(Closed) Hand-delivered invitations?

posted 5 years ago in Etiquette
Post # 3
Member
10510 posts
Sugar Beekeeper
  • Wedding: January 2011

Why would it be poor taste?  It’s more personal than mailing them.  Just don’t give them out if you’re with a group and not everyone in the group is getting one.

 

I hand delivered some of mine.

Post # 4
Member
3082 posts
Sugar bee
  • Wedding: October 2012

I intend to hand-deliver some

Post # 5
Member
3627 posts
Sugar bee
  • Wedding: June 2012

I hand delivered some of mine. It was actually kind of cool to see their excitement about receiving one.

Post # 6
Member
2974 posts
Sugar bee
  • Wedding: September 2012

i have no problem receiving a hand-delivered invitation, but i prefer not to do hand deliveries myself. tracking down addresses can be a hassle, but for me, it’s more of a hassle going around to different people’s homes dropping of invitations. it’s much easier to drop them all in the mail at once and be done with it. 

Post # 7
Member
442 posts
Helper bee
  • Wedding: September 2012

FI and I were just discussing this the other day. We have many friends that live close by that we see almost every day.  They will be getting a hand delivered invitation. I think its just fine.

Post # 8
Member
3627 posts
Sugar bee
  • Wedding: June 2012

@lilchicana:  That’s a good point. I only hand-delivered invites to people I see very regularly, like co-workers or BFFs. I wouldn’t intentionally drive around to dorp them off. With the cost of gas, it’ll be better to just mail them at that point.

Post # 9
Member
879 posts
Busy bee
  • Wedding: November 1999

We’re considering box invitations and at ~$2 to mail we hope to hand-deliver some of them. As you mentioned, they’d be hand delivered to those we see often or if a family member, we’ll have someone pass them along (ie FI’s mom will give his aunt/uncle their invite since they see each other often).

Post # 10
Member
3266 posts
Sugar bee

It is fine to hand deliver them.  But you may want to track down their addresses anyway.  You will need them for thank you notes.

Post # 11
Member
1689 posts
Bumble bee

@speechgal44:  Perfectly proper. Hand-delivered invitations should not be placed in an outer envelope. The inner envelope, or invitation card with write-in lines, is hand delivered as-is. Naturally you would never hand a guest her invitation in the presence of any third uninvited party.

Post # 12
Member
7908 posts
Bumble Beekeeper
  • Wedding: March 2012 - Pelican Grand Beach Resort

Hand delivery is quite lovely, but to be polite (in which case, btw, it’s the height of politeness), invitations must be hand delivered to the addressee at home.

Post # 13
Member
10454 posts
Sugar Beekeeper
  • Wedding: February 2014

Hey, it saves in postage so why not? It’s all the same inside the envelope…

Post # 14
Member
1789 posts
Buzzing bee

we hand delivered most of ours. Especially to friends and family members that I see on a daily or weekly basis. The rest got mailed but it saved us $$$ in postage. At 85 cents a piece I think we hand delivered about 30 of them. that adds up fast. 

Post # 15
Member
688 posts
Busy bee
  • Wedding: July 2012

I hand delivered all of the invites that were in my town.  The only problem was, a lot of people weren’t home, and I was worried about putting it in their mailboxes, as a few were so stuffed full with flyers and newspapers I could tell they didn’t check in there often. 

 

Post # 16
Member
786 posts
Busy bee
  • Wedding: December 2014

I only hand-delivered 2 invitations. One was because mail kept getting returned when I tried to send it to her, and the other was because one of my bridemaids was very between addresses (like sleeping on people’s couches…long story) and she didn’t have an actual mailing address. But many of our friends live right near us (down the street, up the street, etc) and I mailed them. I think its nice and more formal to mail the invitation as opposed to just giving it to someone when I see them or at work or whatever.

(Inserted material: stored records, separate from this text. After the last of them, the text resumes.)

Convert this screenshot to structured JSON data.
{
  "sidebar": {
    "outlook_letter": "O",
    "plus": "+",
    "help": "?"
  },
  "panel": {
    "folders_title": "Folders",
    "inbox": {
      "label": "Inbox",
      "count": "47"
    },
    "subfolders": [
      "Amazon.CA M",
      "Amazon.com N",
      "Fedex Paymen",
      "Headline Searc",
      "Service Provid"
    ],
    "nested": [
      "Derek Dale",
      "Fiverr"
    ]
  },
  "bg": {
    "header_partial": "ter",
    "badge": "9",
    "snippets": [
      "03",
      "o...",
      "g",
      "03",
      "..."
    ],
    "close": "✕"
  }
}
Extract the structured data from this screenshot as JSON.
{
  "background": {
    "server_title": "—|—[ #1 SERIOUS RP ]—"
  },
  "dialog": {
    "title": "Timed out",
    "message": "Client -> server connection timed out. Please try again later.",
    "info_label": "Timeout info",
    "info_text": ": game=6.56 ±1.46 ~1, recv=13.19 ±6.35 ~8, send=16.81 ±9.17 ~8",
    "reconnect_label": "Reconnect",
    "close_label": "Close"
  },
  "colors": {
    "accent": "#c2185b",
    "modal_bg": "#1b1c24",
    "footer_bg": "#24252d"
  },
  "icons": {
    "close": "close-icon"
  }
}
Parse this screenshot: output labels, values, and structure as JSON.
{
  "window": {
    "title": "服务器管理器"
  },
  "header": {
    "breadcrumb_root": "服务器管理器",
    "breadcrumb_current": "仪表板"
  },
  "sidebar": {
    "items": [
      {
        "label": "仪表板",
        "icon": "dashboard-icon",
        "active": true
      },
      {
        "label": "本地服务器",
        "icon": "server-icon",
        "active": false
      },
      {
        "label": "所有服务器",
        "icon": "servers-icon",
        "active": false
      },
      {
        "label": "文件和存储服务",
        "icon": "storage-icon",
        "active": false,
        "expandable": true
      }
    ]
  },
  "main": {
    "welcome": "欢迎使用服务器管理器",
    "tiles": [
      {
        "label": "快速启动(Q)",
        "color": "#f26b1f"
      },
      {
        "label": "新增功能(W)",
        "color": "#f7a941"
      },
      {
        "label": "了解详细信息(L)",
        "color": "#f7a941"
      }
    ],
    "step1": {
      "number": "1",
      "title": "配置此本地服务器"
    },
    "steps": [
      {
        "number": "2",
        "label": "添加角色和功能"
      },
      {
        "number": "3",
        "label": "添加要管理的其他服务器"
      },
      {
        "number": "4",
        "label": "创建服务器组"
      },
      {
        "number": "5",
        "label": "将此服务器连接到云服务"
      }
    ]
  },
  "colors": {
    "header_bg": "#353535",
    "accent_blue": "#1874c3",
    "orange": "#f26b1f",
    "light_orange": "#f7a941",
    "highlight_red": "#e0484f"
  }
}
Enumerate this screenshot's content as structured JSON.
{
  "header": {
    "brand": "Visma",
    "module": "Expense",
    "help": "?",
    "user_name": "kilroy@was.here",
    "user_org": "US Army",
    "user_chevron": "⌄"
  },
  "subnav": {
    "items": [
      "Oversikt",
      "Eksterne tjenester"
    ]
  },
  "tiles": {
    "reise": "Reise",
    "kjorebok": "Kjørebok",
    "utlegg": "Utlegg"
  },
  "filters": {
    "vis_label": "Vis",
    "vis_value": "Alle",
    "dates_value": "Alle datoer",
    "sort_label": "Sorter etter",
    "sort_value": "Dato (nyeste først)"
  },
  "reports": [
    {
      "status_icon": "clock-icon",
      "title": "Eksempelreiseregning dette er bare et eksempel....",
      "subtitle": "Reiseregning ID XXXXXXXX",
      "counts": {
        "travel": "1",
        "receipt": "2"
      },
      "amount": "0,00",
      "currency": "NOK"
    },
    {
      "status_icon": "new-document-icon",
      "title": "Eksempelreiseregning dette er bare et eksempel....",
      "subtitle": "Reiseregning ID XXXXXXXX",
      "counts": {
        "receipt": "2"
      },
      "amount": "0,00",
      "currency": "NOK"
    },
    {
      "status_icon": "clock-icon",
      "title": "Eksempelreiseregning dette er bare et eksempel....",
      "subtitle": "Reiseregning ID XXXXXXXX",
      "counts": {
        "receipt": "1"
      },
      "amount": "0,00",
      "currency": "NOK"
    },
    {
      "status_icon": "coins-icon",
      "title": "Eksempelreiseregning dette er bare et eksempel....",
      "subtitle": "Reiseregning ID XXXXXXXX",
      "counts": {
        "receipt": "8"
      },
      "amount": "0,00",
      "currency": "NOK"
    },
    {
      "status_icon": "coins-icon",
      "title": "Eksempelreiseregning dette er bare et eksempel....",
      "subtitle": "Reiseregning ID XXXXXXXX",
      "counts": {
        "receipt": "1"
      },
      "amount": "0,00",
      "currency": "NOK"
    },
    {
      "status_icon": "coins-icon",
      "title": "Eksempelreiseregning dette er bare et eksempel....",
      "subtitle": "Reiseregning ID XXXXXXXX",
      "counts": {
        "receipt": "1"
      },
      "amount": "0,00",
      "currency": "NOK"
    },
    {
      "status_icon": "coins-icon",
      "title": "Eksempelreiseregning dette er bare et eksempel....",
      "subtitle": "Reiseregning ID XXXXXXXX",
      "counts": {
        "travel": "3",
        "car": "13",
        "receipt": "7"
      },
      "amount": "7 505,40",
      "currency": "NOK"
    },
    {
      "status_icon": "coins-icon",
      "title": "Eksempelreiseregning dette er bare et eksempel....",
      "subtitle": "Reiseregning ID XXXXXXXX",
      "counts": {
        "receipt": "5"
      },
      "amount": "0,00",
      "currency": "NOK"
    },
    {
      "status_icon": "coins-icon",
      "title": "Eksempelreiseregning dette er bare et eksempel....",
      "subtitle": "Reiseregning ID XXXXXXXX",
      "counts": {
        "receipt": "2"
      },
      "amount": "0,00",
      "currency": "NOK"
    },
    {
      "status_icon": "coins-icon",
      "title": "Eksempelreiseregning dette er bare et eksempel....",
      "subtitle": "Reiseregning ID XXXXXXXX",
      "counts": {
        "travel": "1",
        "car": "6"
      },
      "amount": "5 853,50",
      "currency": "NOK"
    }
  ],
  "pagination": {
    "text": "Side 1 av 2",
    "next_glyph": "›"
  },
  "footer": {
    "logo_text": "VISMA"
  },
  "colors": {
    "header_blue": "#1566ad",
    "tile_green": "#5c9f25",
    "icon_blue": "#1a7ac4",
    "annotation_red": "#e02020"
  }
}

Also, I know a lot of people are saying it saves on postage to hand deliver, but unless you’re hand delivering all of them, I wouldn’t leave the postage off. If someone handed me an invitation without postage but I knew other people who recieved theirs through the mail, it would be pretty clear to me that they were just trying to save the postage which, as practical as it may be, could make a person feel that they weren’t really worth the extra 80 cents. Possibly in some circles, areas of the country, etc. this would go unnoticed, but I know my parents’ friends especially would think this.